キャンパス・セクハラへの対応策



 キャンパス・セクハラへの対応をどのように考えたらいいのでしょうか? 実はこれはものすごく難しいことだと思いますが、以下「対学生」というところにしぼって、対応を考える際のいくつかの問題点を考慮しながら、大学側がやっておかなくてはならないことや、大学教員にできることについて、いろいろな形での取り組みを紹介していきたいと思います。

「学生相談室」の設置

 やはり、学生‐教員間(学生には大学院生も含みます)で生じるセクハラに対応するには、学生が自分の被害を届け出ることのできる窓口を設けることが対応の第一歩かと思います。(もちろん、そもそもキャンパス・セクハラが起こらないことが一番なのは当然ですけれど。)
 1997年1月20日づけの「文教速報」(発行・官庁通信社、隔日刊)によれば、鳴門教育大学では「学生総合相談室」を設置したそうです。「文教速報」の文面では、「修学、留学、就職等、あらゆる問題、悩み事について学生が気軽に相談できる窓口」となっていますが、おそらくこれは、新聞報道で世に知れたキャンパス・セクハラ事件を教訓として、問題が大きくなる前に学生に対応しようということを一つの目的にしているのではないでしょうか。就職係・留学生係の職員二名のほか、教員一名を配置して、平日の午前八時半から午後五時まで対応をしているそうです。また、面談だけでなく、電話・文書・電子メールなどでも応対をするということから、気軽に面と向かって話しにくいセクハラの対応も意識されているのではないかと思われます。
 就職係・留学生係の職員を配置するというのは、この二つが学生との対応の機会が多いということで、あらかじめ学生の流れをこちらへ向けてしまおうというものでしょう。うまく機能するかどうかはともかくとして、いいアイディアであると思います。

 そのほか、保健管理センターなどのカウンセリング窓口などを活用することもできるかも知れません。近年、学生のメンタル・ヘルスの問題が急浮上してきており、規模の大きな大学ではカウンセラーを配置するところも出てきました。福島大学でも、予算措置を講じるように求めていくことになりそうです。また、カウンセリングは、被害に遭った人への精神面からの対応ということでも、必要とされることであると思われます。

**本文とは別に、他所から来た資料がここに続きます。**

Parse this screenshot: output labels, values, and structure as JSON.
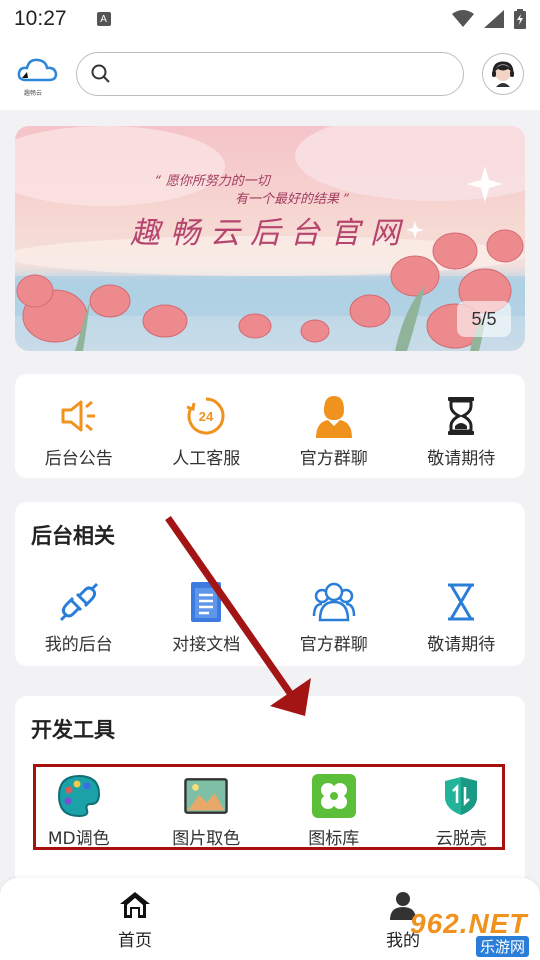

 名古屋大学では、既存の学生相談室でセクシュアル・ハラスメントに対応することになったそうです。また、『学生便覧』にも項目を立てて、全学的なアナウンスを行っています。(詳細はこのサイトを→NSNW・名古屋大学でセクシュアル・ハラスメントを考えるネットワーク)。

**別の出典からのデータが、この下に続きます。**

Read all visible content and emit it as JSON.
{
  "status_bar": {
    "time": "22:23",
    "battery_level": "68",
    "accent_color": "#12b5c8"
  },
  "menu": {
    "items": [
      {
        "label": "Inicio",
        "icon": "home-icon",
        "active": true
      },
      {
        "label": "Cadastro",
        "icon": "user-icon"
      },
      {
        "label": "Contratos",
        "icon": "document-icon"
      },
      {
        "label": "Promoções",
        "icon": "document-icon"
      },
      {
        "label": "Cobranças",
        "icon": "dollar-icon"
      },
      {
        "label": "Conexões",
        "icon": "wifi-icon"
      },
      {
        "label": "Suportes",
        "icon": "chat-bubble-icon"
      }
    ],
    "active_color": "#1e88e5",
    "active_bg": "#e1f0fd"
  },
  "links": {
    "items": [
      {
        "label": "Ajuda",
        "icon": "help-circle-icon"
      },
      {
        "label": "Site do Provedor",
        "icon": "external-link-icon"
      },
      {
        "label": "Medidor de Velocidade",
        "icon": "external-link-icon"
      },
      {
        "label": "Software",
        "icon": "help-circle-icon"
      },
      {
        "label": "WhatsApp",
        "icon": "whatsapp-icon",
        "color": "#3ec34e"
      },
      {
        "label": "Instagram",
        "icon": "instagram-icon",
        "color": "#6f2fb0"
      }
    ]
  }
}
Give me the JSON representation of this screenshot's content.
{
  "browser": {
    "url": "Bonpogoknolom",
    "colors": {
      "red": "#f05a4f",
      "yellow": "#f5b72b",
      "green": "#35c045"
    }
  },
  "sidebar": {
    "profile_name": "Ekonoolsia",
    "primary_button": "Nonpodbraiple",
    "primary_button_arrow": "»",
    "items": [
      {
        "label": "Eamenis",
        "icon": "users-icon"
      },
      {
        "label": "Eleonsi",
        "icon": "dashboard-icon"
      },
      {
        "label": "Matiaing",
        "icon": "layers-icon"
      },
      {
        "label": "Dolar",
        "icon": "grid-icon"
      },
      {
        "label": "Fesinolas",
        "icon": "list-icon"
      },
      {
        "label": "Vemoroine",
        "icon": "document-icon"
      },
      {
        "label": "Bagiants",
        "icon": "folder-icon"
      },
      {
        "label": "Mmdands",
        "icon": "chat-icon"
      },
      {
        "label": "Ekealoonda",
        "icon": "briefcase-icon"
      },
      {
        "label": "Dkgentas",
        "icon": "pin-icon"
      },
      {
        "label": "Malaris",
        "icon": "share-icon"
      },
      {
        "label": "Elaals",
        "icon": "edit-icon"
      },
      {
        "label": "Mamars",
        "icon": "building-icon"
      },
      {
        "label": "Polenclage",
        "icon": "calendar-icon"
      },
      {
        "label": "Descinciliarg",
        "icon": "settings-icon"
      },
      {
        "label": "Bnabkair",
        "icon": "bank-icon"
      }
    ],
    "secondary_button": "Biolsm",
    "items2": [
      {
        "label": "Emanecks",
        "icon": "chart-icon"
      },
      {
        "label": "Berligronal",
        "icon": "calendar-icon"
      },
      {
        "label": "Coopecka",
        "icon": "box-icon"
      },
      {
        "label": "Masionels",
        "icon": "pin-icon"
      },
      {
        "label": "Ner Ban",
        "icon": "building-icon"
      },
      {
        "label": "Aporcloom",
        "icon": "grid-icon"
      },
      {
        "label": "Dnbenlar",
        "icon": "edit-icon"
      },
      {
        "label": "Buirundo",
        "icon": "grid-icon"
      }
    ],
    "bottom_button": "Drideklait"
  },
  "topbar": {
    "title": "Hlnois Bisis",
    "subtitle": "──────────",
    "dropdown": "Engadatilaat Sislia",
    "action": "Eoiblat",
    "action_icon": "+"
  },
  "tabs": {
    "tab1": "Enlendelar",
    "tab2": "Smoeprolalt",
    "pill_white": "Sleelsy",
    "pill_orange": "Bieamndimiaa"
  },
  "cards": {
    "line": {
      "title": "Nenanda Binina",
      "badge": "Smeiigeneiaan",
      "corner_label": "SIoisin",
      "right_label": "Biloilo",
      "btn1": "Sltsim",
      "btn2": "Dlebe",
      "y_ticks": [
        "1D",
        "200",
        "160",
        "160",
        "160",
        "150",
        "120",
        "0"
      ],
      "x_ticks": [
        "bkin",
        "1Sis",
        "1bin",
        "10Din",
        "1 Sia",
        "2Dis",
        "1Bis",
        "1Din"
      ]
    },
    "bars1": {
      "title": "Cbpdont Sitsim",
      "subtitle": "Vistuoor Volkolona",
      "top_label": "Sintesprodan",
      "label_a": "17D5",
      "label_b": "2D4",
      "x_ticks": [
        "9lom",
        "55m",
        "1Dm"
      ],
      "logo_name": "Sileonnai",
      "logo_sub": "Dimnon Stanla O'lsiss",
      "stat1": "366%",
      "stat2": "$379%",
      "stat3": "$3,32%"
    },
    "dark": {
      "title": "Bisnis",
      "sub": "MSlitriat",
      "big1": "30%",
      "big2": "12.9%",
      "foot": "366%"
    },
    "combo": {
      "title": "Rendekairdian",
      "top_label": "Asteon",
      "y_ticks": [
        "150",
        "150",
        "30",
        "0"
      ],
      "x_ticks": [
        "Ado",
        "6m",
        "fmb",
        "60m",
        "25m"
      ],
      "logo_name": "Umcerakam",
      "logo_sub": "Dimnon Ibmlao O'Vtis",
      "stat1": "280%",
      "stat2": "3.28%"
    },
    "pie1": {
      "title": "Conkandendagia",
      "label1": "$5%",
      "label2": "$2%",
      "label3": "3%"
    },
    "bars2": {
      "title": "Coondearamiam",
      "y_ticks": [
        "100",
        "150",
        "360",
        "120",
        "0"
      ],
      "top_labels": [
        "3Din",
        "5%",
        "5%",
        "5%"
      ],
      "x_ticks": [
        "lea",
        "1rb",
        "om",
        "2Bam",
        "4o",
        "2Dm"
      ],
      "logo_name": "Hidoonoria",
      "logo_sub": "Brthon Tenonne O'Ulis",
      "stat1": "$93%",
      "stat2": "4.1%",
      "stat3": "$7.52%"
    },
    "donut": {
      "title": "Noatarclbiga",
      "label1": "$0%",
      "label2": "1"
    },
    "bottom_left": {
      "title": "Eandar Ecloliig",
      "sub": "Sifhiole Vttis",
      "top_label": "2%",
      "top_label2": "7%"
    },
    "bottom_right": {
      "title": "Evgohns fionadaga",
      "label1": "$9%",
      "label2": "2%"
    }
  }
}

 福島大学でも、1998年7月より、学生総合相談室が設置され、セクシュアル・ハラスメントを含めた学生生活全般の相談を受けつけることになりました。また、同年10月からは非常勤カウンセラー(女性)も相談対応を行っています。

「対応マニュアル」「ガイドライン」の作成

 学生へのセクハラで教員を懲戒解雇した広島修道大学では、キャンパス・セクハラ防止のためのマニュアルを作成するための資料を集めているという報道が『AERA』の96年7月1日号でされていました。集まった資料は12点。外国はともかく、国内ではほとんどまだ未整備だそうです。
 しかし、「対応マニュアル」は大学としての公的な基準を定めるものであり、また学生や外部にとっては、大学がどのような態度でこの問題に取り組んでいるのかが端的にわかる資料となり得ます。本格的に問題に取り組むためには、なくてはならないものでしょう。

 97年度になっていくつか公的にも、また有志の間でも、対応マニュアル作成やガイドラインを作成するところが出てきています。主なところを拾ってみます。

 ・名古屋大学:大学便覧にセクシュアル・ハラスメントに関する記述

 ・鳥取大学工学部:「性的嫌がらせの防止に関するガイドライン」作成

 ・高知大学:「勇気を出して」(パンフレット)

 ・福島大学:「福島大学における学生へのセクシュアル・ハラスメントに関する指針」

講義などを通じて認識を広げること

 『沖縄タイムス』の報道でもありましたが(96/03/06)、大学はまがりなりにも教育機関なのだから、セクハラを含めた性暴力についてきちんと「知る」機会を提供することも必要であると考えます。講義や学内シンポジウム、あるいはささやかなパンフレットでも、少しは役に立つのではないでしょうか。教員の間にやってはいけないことを判断する力を、しばしば被害者となる学生たちにはやってほしくないことに「No!」と言える力を、作ることが必要であると感じています。